Com a tragédia e a visibilidade, o aeroporto começou a colher os frutos. O espaço recebeu um novo cercamento para substituir as cercas postas há 35 anos, o entorno do aeroporto foi asfaltado e a verba para ampliar a pista já foi destinada. Agora, o trajeto que tem 1.080 metros, vai passar para 1.400 metros. O próximo passo será o balizamento do Aeroporto de Caratinga para receber e operar voos noturnos, o que é um grande passo para um aeródromo de pequeno porte, com média de três a cinco pousos por dia.
Álvaro Lacerda ponderou que o acidente foi o que chamou a atenção das autoridades para a necessidade de investimentos. A expectativa é de que o aumento da pista ocorra até o final de 2025, enquanto o balizamento noturno está previsto para o primeiro semestre de 2026. Sobre as torres de transmissão que antes não eram sinalizadas, Álvaro Lacerda disse que chegou a conversar com a construtora responsável por erguer a estrutura, mas como o local era fora da zona de proteção, não conseguiu impedir a obra.
Para Wagner Cláudio Teixeira, piloto, especialista em aviação e membro da Comissão de Direito Aeronáutico da Ordem dos Advogados do Brasil (OAB), um acidente que envolve uma figura ilustre como Marília Mendonça, conhecida nacionalmente e internacionalmente, gera uma influência negativa e “as autoridades acabam se sentindo pressionadas a tomarem providência”. “A maioria dos acidentes quando tem repercussão nacional, geralmente forçam um certo investimento em segurança, esse alerta ele acaba acontecendo não só na comunidade aeronáutica, mas autoridades públicas. Tem essa correlação”, explicou.
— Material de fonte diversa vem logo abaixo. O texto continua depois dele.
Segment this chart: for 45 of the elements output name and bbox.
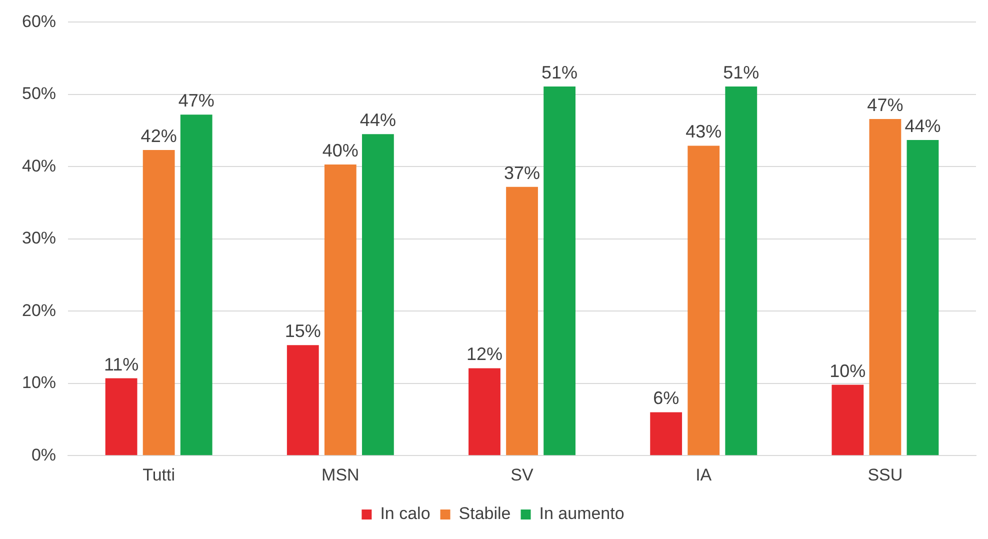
y-tick-label: 60% xyxy=(22,12,56,31)
data-label: 37% xyxy=(504,162,540,183)
bar xyxy=(468,368,500,456)
x-tick-label: Tutti xyxy=(142,465,176,484)
bar xyxy=(869,118,902,456)
y-tick-label: 30% xyxy=(22,228,56,248)
bar xyxy=(324,164,356,456)
bar xyxy=(142,150,175,456)
data-label: 44% xyxy=(360,110,396,130)
data-label: 15% xyxy=(284,321,321,342)
data-label: 40% xyxy=(322,140,358,160)
y-tick-label: 0% xyxy=(31,445,56,464)
bar xyxy=(105,378,138,456)
bar xyxy=(688,146,720,456)
y-tick-label: 40% xyxy=(22,156,56,176)
legend-label: In aumento xyxy=(539,504,624,524)
x-tick-label: SSU xyxy=(868,465,903,484)
y-tick-label: 50% xyxy=(22,84,56,104)
bar xyxy=(650,412,682,456)
data-label: 10% xyxy=(830,360,866,381)
x-tick-label: IA xyxy=(696,465,712,484)
data-label: 51% xyxy=(542,62,578,82)
data-label: 43% xyxy=(686,122,722,142)
x-tick-label: MSN xyxy=(322,465,360,484)
bar xyxy=(286,345,319,456)
bar xyxy=(506,186,538,456)
data-label: 6% xyxy=(653,388,680,408)
bar xyxy=(180,114,212,456)
bar xyxy=(832,384,864,456)
data-label: 12% xyxy=(466,344,502,364)
legend-label: In calo xyxy=(380,504,430,524)
legend-label: Stabile xyxy=(458,504,511,524)
bar xyxy=(362,134,394,456)
x-tick-label: SV xyxy=(510,465,534,484)
data-label: 51% xyxy=(723,62,760,82)
y-tick-label: 20% xyxy=(22,300,56,320)
data-label: 42% xyxy=(140,126,177,146)
bar xyxy=(544,86,576,456)
data-label: 11% xyxy=(104,354,139,374)
y-tick-label: 10% xyxy=(22,373,56,392)
data-label: 44% xyxy=(904,116,941,136)
bar xyxy=(906,140,939,456)
bar xyxy=(725,86,758,456)
data-label: 47% xyxy=(178,90,214,111)
data-label: 47% xyxy=(867,94,904,115)
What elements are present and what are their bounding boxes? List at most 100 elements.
O especialista comemorou os investimentos feitos no aeródromo, uma vez que o espaço sem carta de aproximação e sem o balizamento noturno acaba por restringir as operações aéreas, inclusive as de resgate médico, por exemplo.
Dados
Conforme dados disponibilizados pela Agência Nacional de Aviação Civil (Anac), dos 504 aeroportos públicos do Brasil, 384 não têm nenhum tipo de operação por instrumentos, ou seja, só podem ter pousos e decolagens em formato visual. Desses 384, 270 só podem operar durante o dia.
Entre os aeroportos particulares, a situação não é muito diferente. A Anac tem 3.275 espaços privados registrados, sendo que 2.949 operam apenas de forma visual durante o dia e mais de 2.800 não possuem nenhum tipo de operação noturna.